If I want to do this manually, I can do something like (thanks to @bkamins for suggesting):
reduce(vcat, [insertcols!(DataFrame(myfun(v.input1, v.input2)), k...) for (k, v) in pairs(groupby(df, :group1, :group2)] ; cols=:union)
but that's pretty clunky and you miss out on the nice transform syntax (have to manually do v.input1
etc.).
I propose adding a cols
kwarg to combine
to control how keys are handled from AsTable
, although that my be a bit punny.
I will have to think about the best design of this feature. The challenge is that assumption that all elements have the same set of columns is important for performance.
It's also possible that another API function might better express this; unnest(df, :tblcol)
is one possibility.
This is something that I was thinking about. In unnest(data_frame, :col)
, if we wanted to be consistent with AsTable
we would rely on what keys
returns to identify column names. But I am not sure if this is the best approach.
Let us discuss what logic for identification of fields would be best. The issue is that keys
works nicely with Dict
, but not with struct
. But if we go for propertynames
the problem arises in the opposite direction.
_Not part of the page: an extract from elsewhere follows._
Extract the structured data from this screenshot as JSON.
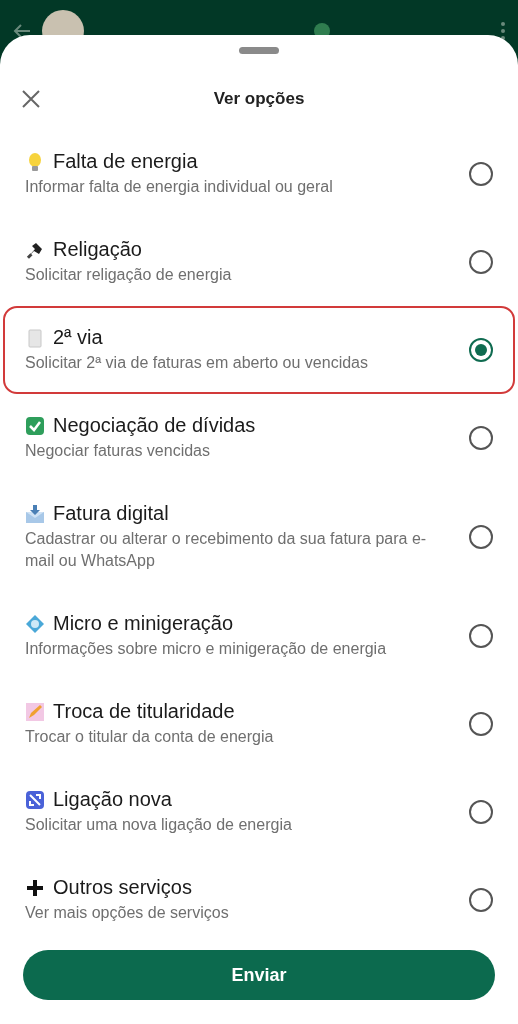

x-ref https://github.com/JuliaData/DataFrames.jl/issues/2890
Is this what you want?
julia> df = DataFrame(nested=[(a=1, b=2), (b=3, c=4), (a=5, c=6)])
3×1 DataFrame
Row │ nested
│ NamedTup…
─────┼────────────────
1 │ (a = 1, b = 2)
2 │ (b = 3, c = 4)
3 │ (a = 5, c = 6)
julia> transform(df, :nested => Tables.dictrowtable => AsTable)
3×4 DataFrame
Row │ nested a b c
│ NamedTup… Int64? Int64? Int64?
─────┼───────────────────────────────────────────
1 │ (a = 1, b = 2) 1 2 missing
2 │ (b = 3, c = 4) missing 3 4
3 │ (a = 5, c = 6) 5 missing 6
If yes, then we already have it. I have though opened https://github.com/JuliaData/Tables.jl/issues/274 to allow for better control of resulting column order.
@kleinschmidt When https://github.com/JuliaData/Tables.jl/issues/274 is merged - can you please confirm that it gives you the functionality you need?
Also do you think this pattern is enough or you would want to see a unnest
function that would do something roughly like (of course the details will be more complex and that is why maybe adding unnest
might be useful):
unnest(df, col::SingleColumnIndex) = select(df, Not(col), col => Tables.dictrowtable => AsTable)
x-ref https://github.com/JuliaData/DataFrames.jl/issues/3116 (we will need to jointly make a decision how to handle this)